How Scotiabank Giller Prize-longlisted author Zoey Leigh Peterson procrastinates

The Scotiabank Giller Prize-longlisted author answers eight questions from eight fellow authors.
Zoey Leigh Peterson is the author of the novel Next Year, For Sure. (Doubleday Canada/Vivienne McMaster)

Zoey Leigh Peterson has made the Scotiabank Giller Prize longlist for her debut novel, Next Year, For Sure. In Next Year, For Sure, a thirty-something couple who seems to have it all decides to become nonmonogamous in an attempt to figure out if they are indeed happy. 

We asked Peterson to take the CBC Books Magic 8 Q&A and answer eight randomly selected questions from eight authors.

1. Samuel Archibald asks, "Cormac McCarthy once said: 'I felt early on I wasn't going to be a respectable citizen.' When did that realization come to you?"

My high school principal tried to expel me for publishing an underground newspaper. It kind of spiralled from there.

2. Erin Bow asks, "How do you know if a new project has enough juice in it to be a novel (or other long-form piece)?"

First, I try to squash the idea for a year or two. If that doesn't work, I try to squish it into a short story. If it can't be squashed or squished, I know it has to be a book.

3. Jordan Tannahill asks, "What is the most ridiculous thing you found yourself doing out of distraction/procrastination instead of writing?"

I suppose I do what we all do: I make up songs on the ukulele and sing them to my sleeping dog.

4. Paul Yee asks, "Do you find that readers read more into your work than you had intended?"

They sometimes draw very different conclusions than I would, but I really want people to climb inside my stories and make themselves at home. I'm okay with them rearranging the furniture.

5. Diane Warren asks, "Do you like doing public readings? Why or why not?"

I love public readings. The hardest thing about writing a book is having to spend all those years alone in your room, cut off from readers. Imagine picking up a telephone and talking into it for five years straight before the person on the other end says something back.

6. Shani Mootoo asks, "Do you find that you are influenced in any aspect of your writing by other art forms? If so, which and how. If not, why not?"

Music is a huge influence on everything I do. I can't listen while I write, but I always listen before I write, and I'll often take breaks to hear some specific song. I listen to music the way a painter mixes colours: "I need some yellow ochre over here… mix in a little bone white at edges… and a slash of crimson right here."

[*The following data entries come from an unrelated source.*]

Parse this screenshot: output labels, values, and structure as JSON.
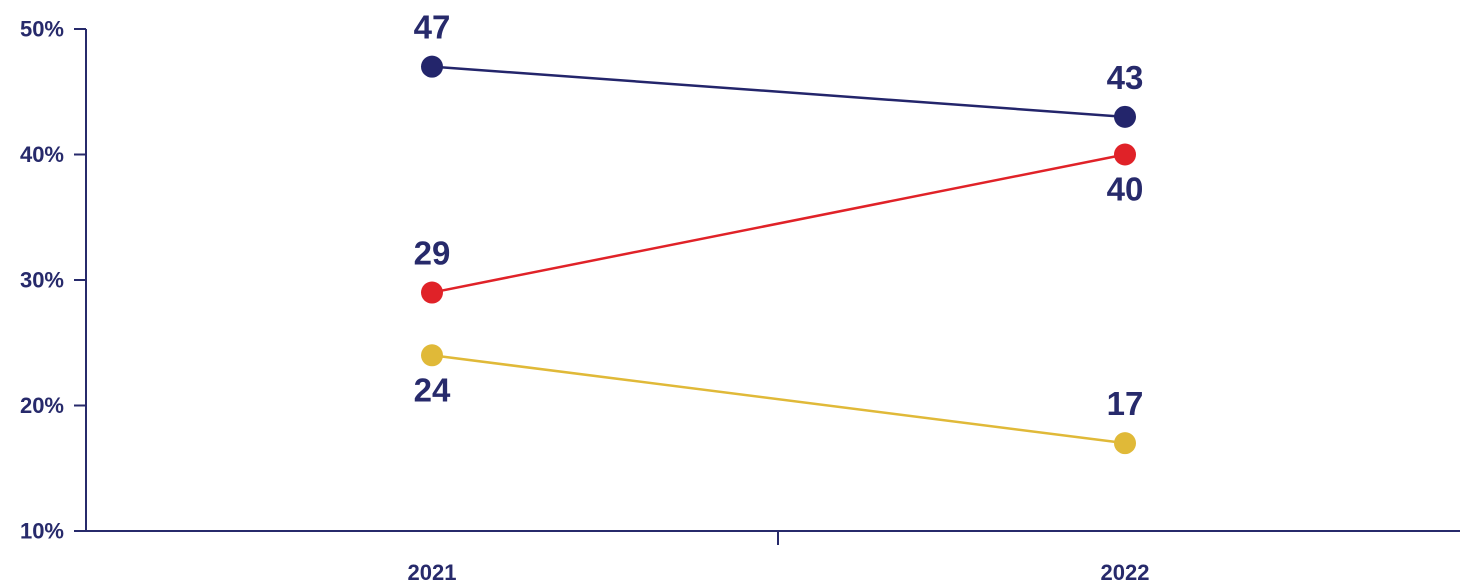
{
  "chart_data": {
    "type": "line",
    "categories": [
      "2021",
      "2022"
    ],
    "series": [
      {
        "values": [
          47,
          43
        ],
        "color": "#23256b"
      },
      {
        "values": [
          29,
          40
        ],
        "color": "#e02228"
      },
      {
        "values": [
          24,
          17
        ],
        "color": "#e0b938"
      }
    ],
    "y_ticks": [
      "10%",
      "20%",
      "30%",
      "40%",
      "50%"
    ],
    "ylim": [
      10,
      50
    ],
    "axis_color": "#272a6b",
    "grid": false,
    "legend": "none"
  }
}
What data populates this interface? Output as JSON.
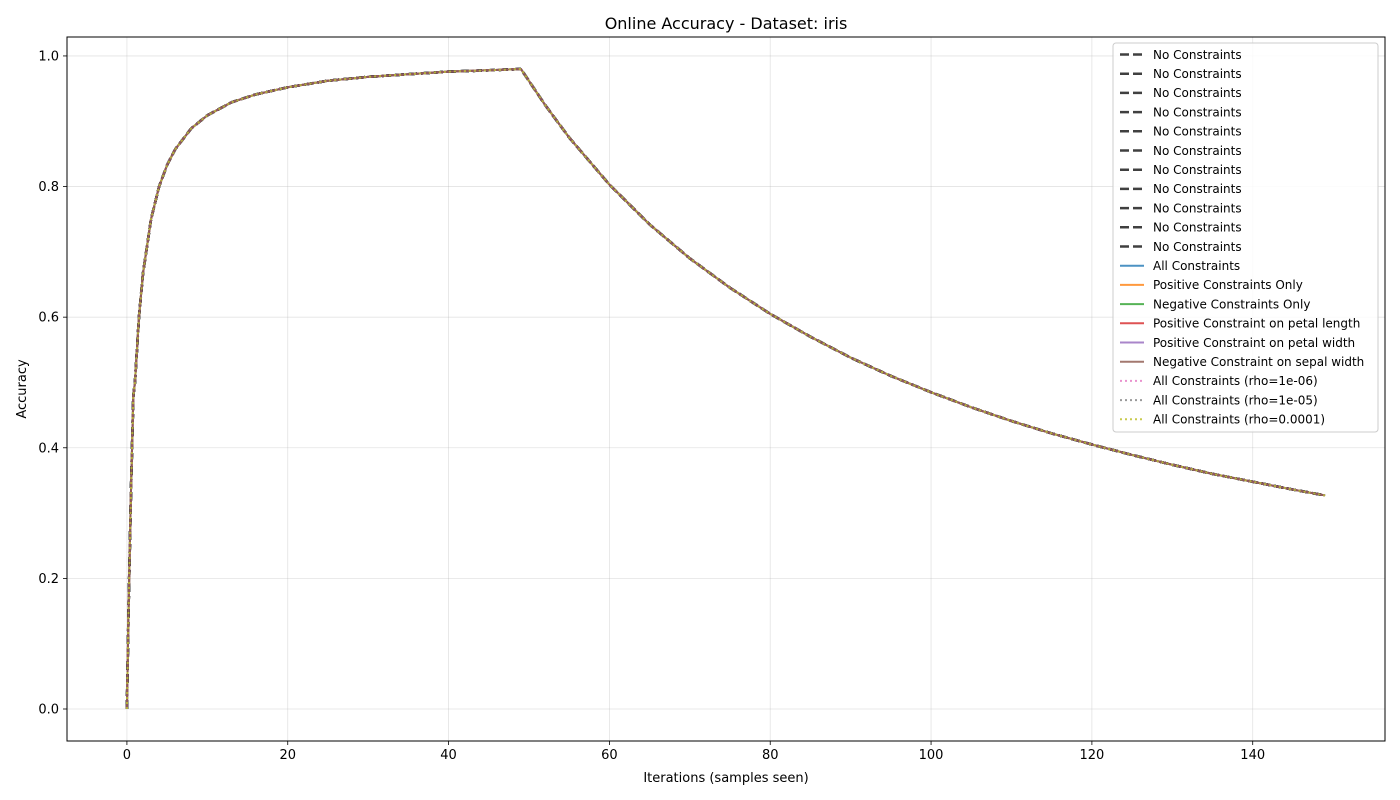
{
  "chart_data": {
    "type": "line",
    "title": "Online Accuracy - Dataset: iris",
    "xlabel": "Iterations (samples seen)",
    "ylabel": "Accuracy",
    "xlim": [
      -7.45,
      156.45
    ],
    "ylim": [
      -0.049,
      1.029
    ],
    "xticks": [
      0,
      20,
      40,
      60,
      80,
      100,
      120,
      140
    ],
    "yticks": [
      0.0,
      0.2,
      0.4,
      0.6,
      0.8,
      1.0
    ],
    "grid": true,
    "legend_position": "upper right",
    "x": [
      0,
      0.2,
      0.5,
      0.8,
      1,
      1.5,
      2,
      3,
      4,
      5,
      6,
      8,
      10,
      13,
      16,
      20,
      25,
      30,
      35,
      40,
      45,
      49,
      52,
      55,
      60,
      65,
      70,
      75,
      80,
      85,
      90,
      95,
      100,
      105,
      110,
      115,
      120,
      125,
      130,
      135,
      140,
      145,
      149
    ],
    "y": [
      0.0,
      0.15,
      0.33,
      0.48,
      0.5,
      0.6,
      0.667,
      0.75,
      0.8,
      0.833,
      0.857,
      0.889,
      0.909,
      0.929,
      0.941,
      0.952,
      0.962,
      0.968,
      0.972,
      0.976,
      0.978,
      0.98,
      0.925,
      0.875,
      0.803,
      0.742,
      0.69,
      0.645,
      0.605,
      0.57,
      0.538,
      0.51,
      0.485,
      0.462,
      0.441,
      0.422,
      0.405,
      0.389,
      0.374,
      0.36,
      0.348,
      0.336,
      0.327
    ],
    "series": [
      {
        "name": "No Constraints",
        "color": "#404040",
        "style": "dashed"
      },
      {
        "name": "No Constraints",
        "color": "#404040",
        "style": "dashed"
      },
      {
        "name": "No Constraints",
        "color": "#404040",
        "style": "dashed"
      },
      {
        "name": "No Constraints",
        "color": "#404040",
        "style": "dashed"
      },
      {
        "name": "No Constraints",
        "color": "#404040",
        "style": "dashed"
      },
      {
        "name": "No Constraints",
        "color": "#404040",
        "style": "dashed"
      },
      {
        "name": "No Constraints",
        "color": "#404040",
        "style": "dashed"
      },
      {
        "name": "No Constraints",
        "color": "#404040",
        "style": "dashed"
      },
      {
        "name": "No Constraints",
        "color": "#404040",
        "style": "dashed"
      },
      {
        "name": "No Constraints",
        "color": "#404040",
        "style": "dashed"
      },
      {
        "name": "No Constraints",
        "color": "#404040",
        "style": "dashed"
      },
      {
        "name": "All Constraints",
        "color": "#1f77b4",
        "style": "solid"
      },
      {
        "name": "Positive Constraints Only",
        "color": "#ff7f0e",
        "style": "solid"
      },
      {
        "name": "Negative Constraints Only",
        "color": "#2ca02c",
        "style": "solid"
      },
      {
        "name": "Positive Constraint on petal length",
        "color": "#d62728",
        "style": "solid"
      },
      {
        "name": "Positive Constraint on petal width",
        "color": "#9467bd",
        "style": "solid"
      },
      {
        "name": "Negative Constraint on sepal width",
        "color": "#8c564b",
        "style": "solid"
      },
      {
        "name": "All Constraints (rho=1e-06)",
        "color": "#e377c2",
        "style": "dotted"
      },
      {
        "name": "All Constraints (rho=1e-05)",
        "color": "#7f7f7f",
        "style": "dotted"
      },
      {
        "name": "All Constraints (rho=0.0001)",
        "color": "#bcbd22",
        "style": "dotted"
      }
    ]
  }
}
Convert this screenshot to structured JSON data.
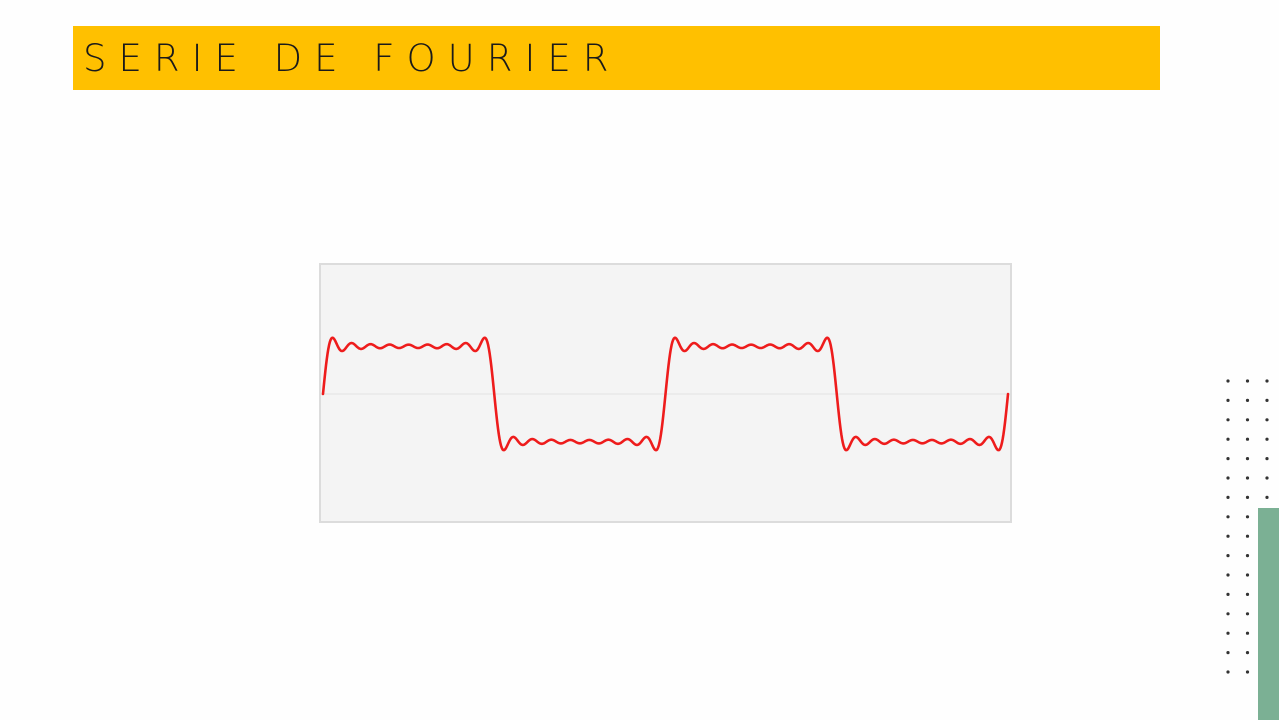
{
  "slide": {
    "title": "SERIE DE FOURIER"
  },
  "colors": {
    "title_bar": "#ffc000",
    "plot_background": "#f4f4f4",
    "plot_border": "#dcdcdc",
    "midline": "#e8e8e8",
    "wave": "#ee1c1c",
    "dots": "#333333",
    "accent_bar": "#7bb094"
  },
  "figure": {
    "description_icon": "square-wave-fourier-approximation-icon",
    "harmonics_odd_terms": 9,
    "periods_shown": 2
  }
}
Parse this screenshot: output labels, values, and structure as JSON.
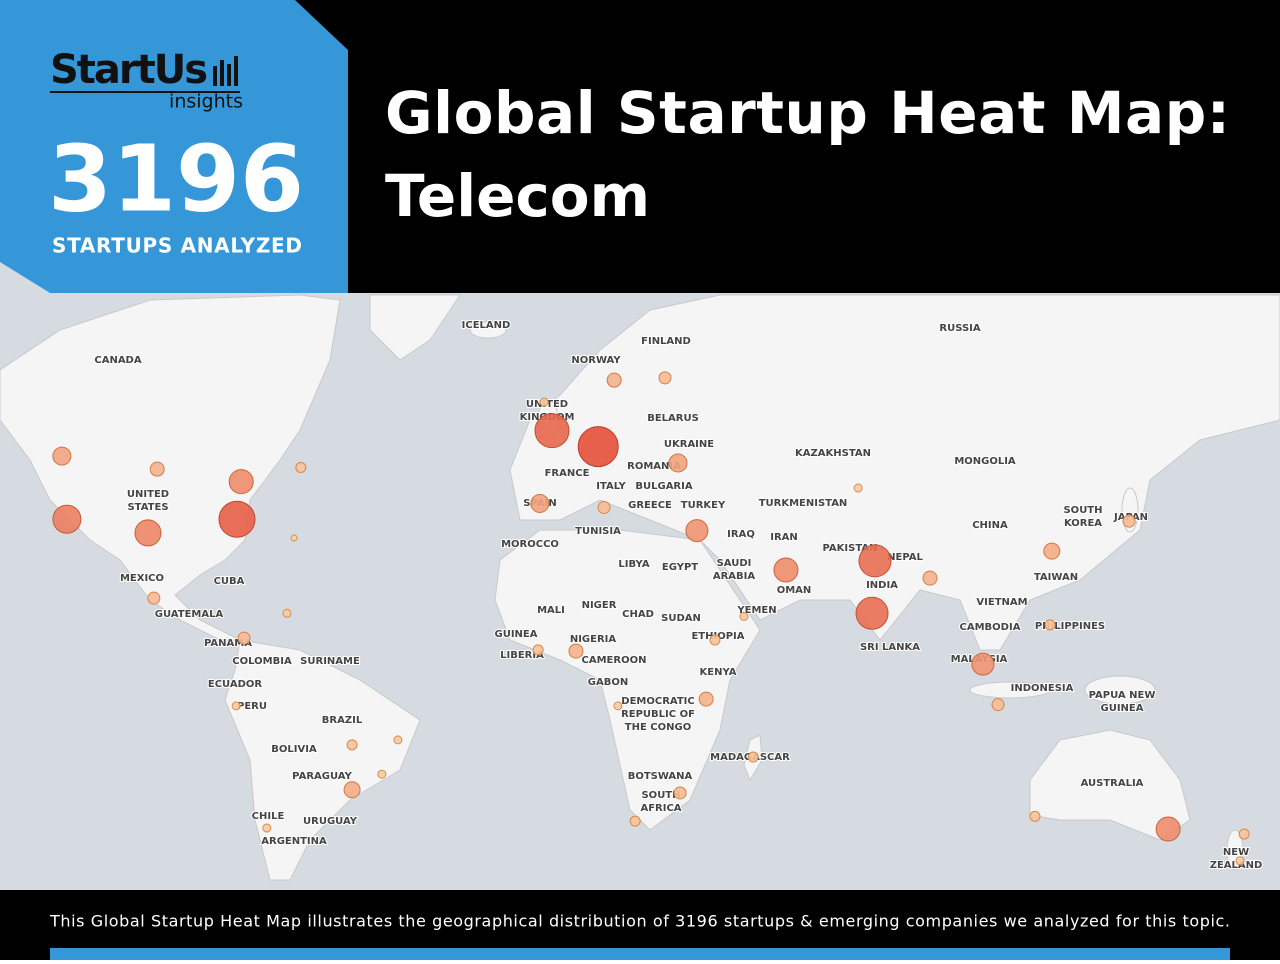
{
  "header": {
    "logo": "StartUs",
    "logo_sub": "insights",
    "count": "3196",
    "count_label": "STARTUPS ANALYZED",
    "title_lines": [
      "Global Startup Heat Map:",
      "Telecom"
    ]
  },
  "map": {
    "labels": [
      [
        "ICELAND"
      ],
      [
        "FINLAND"
      ],
      [
        "RUSSIA"
      ],
      [
        "CANADA"
      ],
      [
        "NORWAY"
      ],
      [
        "UNITED",
        "KINGDOM"
      ],
      [
        "BELARUS"
      ],
      [
        "UKRAINE"
      ],
      [
        "KAZAKHSTAN"
      ],
      [
        "MONGOLIA"
      ],
      [
        "FRANCE"
      ],
      [
        "ROMANIA"
      ],
      [
        "BULGARIA"
      ],
      [
        "ITALY"
      ],
      [
        "UNITED",
        "STATES"
      ],
      [
        "TURKMENISTAN"
      ],
      [
        "GREECE"
      ],
      [
        "TURKEY"
      ],
      [
        "SPAIN"
      ],
      [
        "SOUTH",
        "KOREA"
      ],
      [
        "JAPAN"
      ],
      [
        "CHINA"
      ],
      [
        "TUNISIA"
      ],
      [
        "IRAQ"
      ],
      [
        "IRAN"
      ],
      [
        "MOROCCO"
      ],
      [
        "PAKISTAN"
      ],
      [
        "NEPAL"
      ],
      [
        "LIBYA"
      ],
      [
        "EGYPT"
      ],
      [
        "SAUDI",
        "ARABIA"
      ],
      [
        "TAIWAN"
      ],
      [
        "INDIA"
      ],
      [
        "CUBA"
      ],
      [
        "MEXICO"
      ],
      [
        "OMAN"
      ],
      [
        "VIETNAM"
      ],
      [
        "NIGER"
      ],
      [
        "MALI"
      ],
      [
        "YEMEN"
      ],
      [
        "CHAD"
      ],
      [
        "GUATEMALA"
      ],
      [
        "SUDAN"
      ],
      [
        "CAMBODIA"
      ],
      [
        "PHILIPPINES"
      ],
      [
        "GUINEA"
      ],
      [
        "NIGERIA"
      ],
      [
        "ETHIOPIA"
      ],
      [
        "PANAMA"
      ],
      [
        "SRI LANKA"
      ],
      [
        "LIBERIA"
      ],
      [
        "CAMEROON"
      ],
      [
        "COLOMBIA"
      ],
      [
        "SURINAME"
      ],
      [
        "MALAYSIA"
      ],
      [
        "KENYA"
      ],
      [
        "GABON"
      ],
      [
        "ECUADOR"
      ],
      [
        "INDONESIA"
      ],
      [
        "PAPUA NEW",
        "GUINEA"
      ],
      [
        "DEMOCRATIC",
        "REPUBLIC OF",
        "THE CONGO"
      ],
      [
        "PERU"
      ],
      [
        "BRAZIL"
      ],
      [
        "BOLIVIA"
      ],
      [
        "MADAGASCAR"
      ],
      [
        "BOTSWANA"
      ],
      [
        "PARAGUAY"
      ],
      [
        "AUSTRALIA"
      ],
      [
        "SOUTH",
        "AFRICA"
      ],
      [
        "CHILE"
      ],
      [
        "URUGUAY"
      ],
      [
        "ARGENTINA"
      ],
      [
        "NEW",
        "ZEALAND"
      ]
    ],
    "bubbles": [
      {
        "lon": -116.7,
        "lat": 47.4,
        "size": 9
      },
      {
        "lon": -115.5,
        "lat": 35.4,
        "size": 14
      },
      {
        "lon": -94.0,
        "lat": 45.1,
        "size": 7
      },
      {
        "lon": -96.2,
        "lat": 32.5,
        "size": 13
      },
      {
        "lon": -74.0,
        "lat": 42.8,
        "size": 12
      },
      {
        "lon": -75.0,
        "lat": 35.4,
        "size": 18
      },
      {
        "lon": -59.8,
        "lat": 45.4,
        "size": 5
      },
      {
        "lon": -61.4,
        "lat": 31.4,
        "size": 3
      },
      {
        "lon": -94.8,
        "lat": 17.5,
        "size": 6
      },
      {
        "lon": -63.1,
        "lat": 13.8,
        "size": 4
      },
      {
        "lon": -73.3,
        "lat": 7.6,
        "size": 6
      },
      {
        "lon": -75.2,
        "lat": -9.6,
        "size": 4
      },
      {
        "lon": -47.6,
        "lat": -19.2,
        "size": 5
      },
      {
        "lon": -36.7,
        "lat": -18.0,
        "size": 4
      },
      {
        "lon": -40.5,
        "lat": -26.1,
        "size": 4
      },
      {
        "lon": -47.6,
        "lat": -29.6,
        "size": 8
      },
      {
        "lon": -67.9,
        "lat": -37.7,
        "size": 4
      },
      {
        "lon": -1.9,
        "lat": 55.9,
        "size": 4
      },
      {
        "lon": 0,
        "lat": 51.6,
        "size": 17
      },
      {
        "lon": 11.0,
        "lat": 49.0,
        "size": 20
      },
      {
        "lon": 14.8,
        "lat": 58.9,
        "size": 7
      },
      {
        "lon": 26.9,
        "lat": 59.2,
        "size": 6
      },
      {
        "lon": 30.0,
        "lat": 46.2,
        "size": 9
      },
      {
        "lon": -2.9,
        "lat": 38.6,
        "size": 9
      },
      {
        "lon": 12.4,
        "lat": 37.8,
        "size": 6
      },
      {
        "lon": 34.5,
        "lat": 33.0,
        "size": 11
      },
      {
        "lon": 55.7,
        "lat": 24.2,
        "size": 12
      },
      {
        "lon": 76.9,
        "lat": 26.3,
        "size": 16
      },
      {
        "lon": 76.2,
        "lat": 13.8,
        "size": 16
      },
      {
        "lon": 90.0,
        "lat": 22.3,
        "size": 7
      },
      {
        "lon": 72.9,
        "lat": 41.6,
        "size": 4
      },
      {
        "lon": 45.7,
        "lat": 13.0,
        "size": 4
      },
      {
        "lon": 38.8,
        "lat": 7.1,
        "size": 5
      },
      {
        "lon": 36.7,
        "lat": -7.9,
        "size": 7
      },
      {
        "lon": 15.7,
        "lat": -9.6,
        "size": 4
      },
      {
        "lon": 5.7,
        "lat": 4.3,
        "size": 7
      },
      {
        "lon": -3.3,
        "lat": 4.6,
        "size": 5
      },
      {
        "lon": 47.9,
        "lat": -22.1,
        "size": 5
      },
      {
        "lon": 30.5,
        "lat": -30.3,
        "size": 6
      },
      {
        "lon": 19.8,
        "lat": -36.3,
        "size": 5
      },
      {
        "lon": 119.0,
        "lat": 28.5,
        "size": 8
      },
      {
        "lon": 137.4,
        "lat": 35.0,
        "size": 6
      },
      {
        "lon": 118.6,
        "lat": 10.9,
        "size": 5
      },
      {
        "lon": 102.6,
        "lat": 1.0,
        "size": 11
      },
      {
        "lon": 106.2,
        "lat": -9.3,
        "size": 6
      },
      {
        "lon": 115.0,
        "lat": -35.3,
        "size": 5
      },
      {
        "lon": 146.7,
        "lat": -37.9,
        "size": 12
      },
      {
        "lon": 164.8,
        "lat": -38.9,
        "size": 5
      },
      {
        "lon": 163.8,
        "lat": -44.0,
        "size": 4
      }
    ]
  },
  "footer": {
    "caption": "This Global Startup Heat Map illustrates the geographical distribution of 3196 startups & emerging companies we analyzed for this topic."
  }
}
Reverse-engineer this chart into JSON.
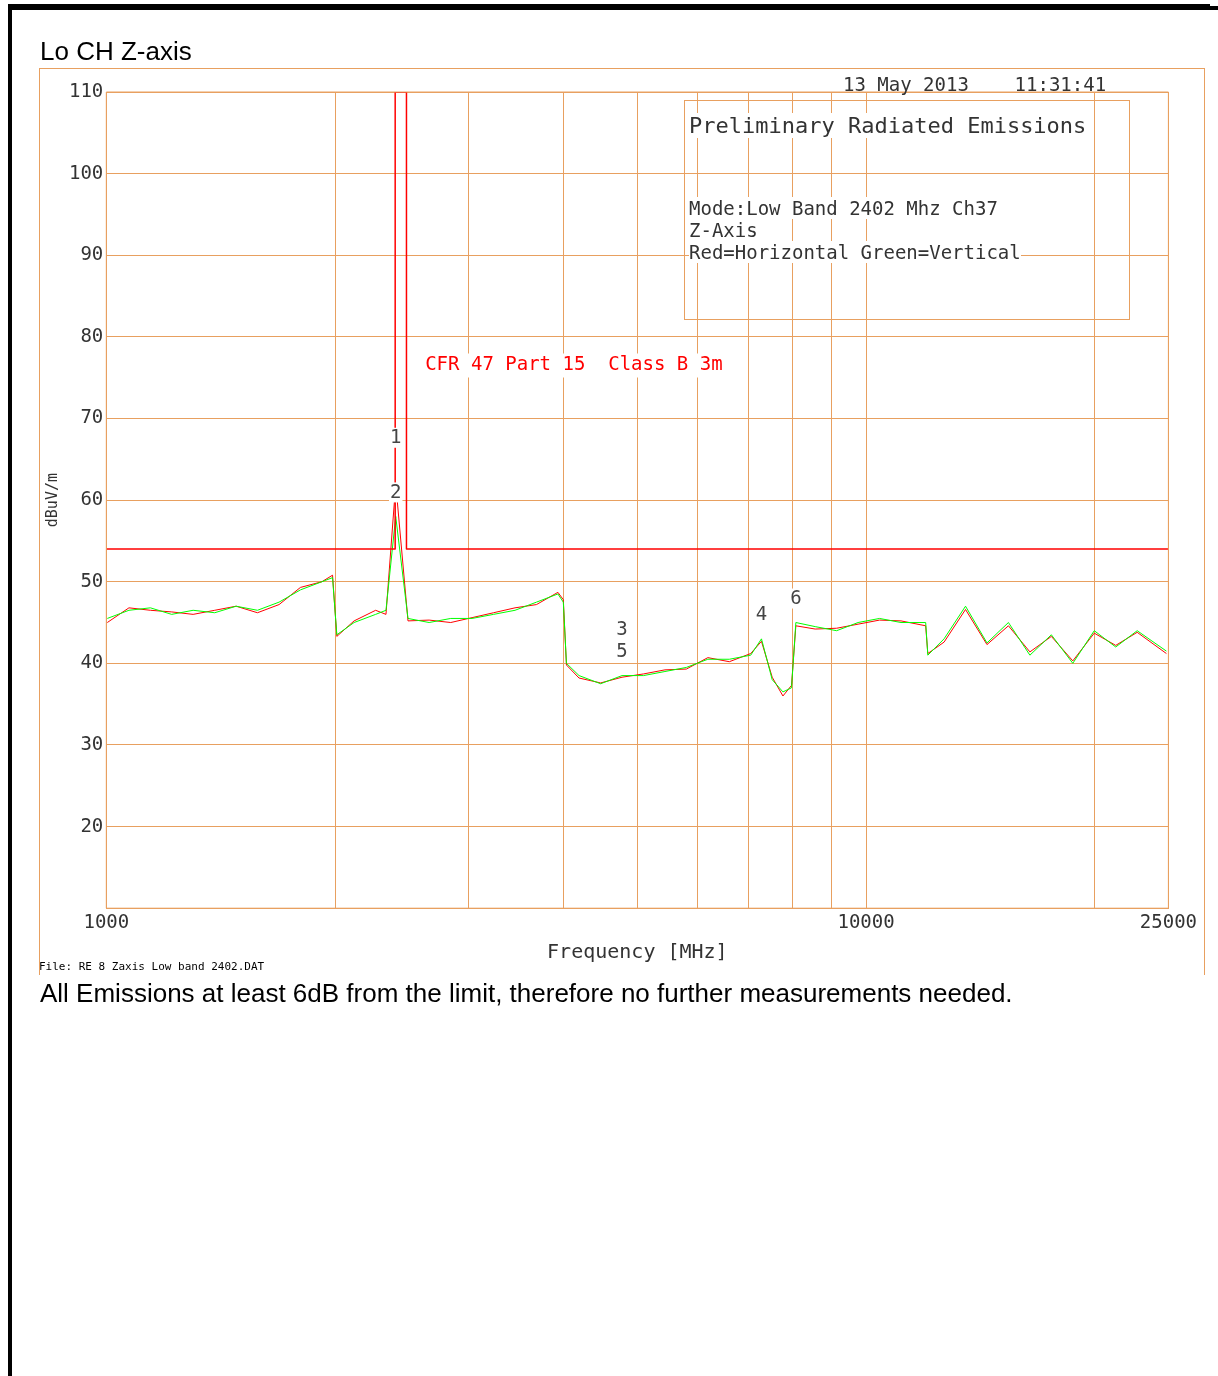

7. Lawrence Hill asks, "If you could start your life all over again and writing were not an option, what work would you most love to do?"

I'd probably go back to what I was before — house cleaner by day, musician by night. And in my free time, I'd study to be a physiotherapist. Or a veterinarian. Or a dramaturge. Or a mechanical engineer. Let me get back to you.

8. Camilla Gibb asks, "What's the best advice you've been given in your writing life?"

I've had some wonderful mentors, but the best advice I've ever received is what my partner tells me every time she catches me singing to the dog. "Go write your novel."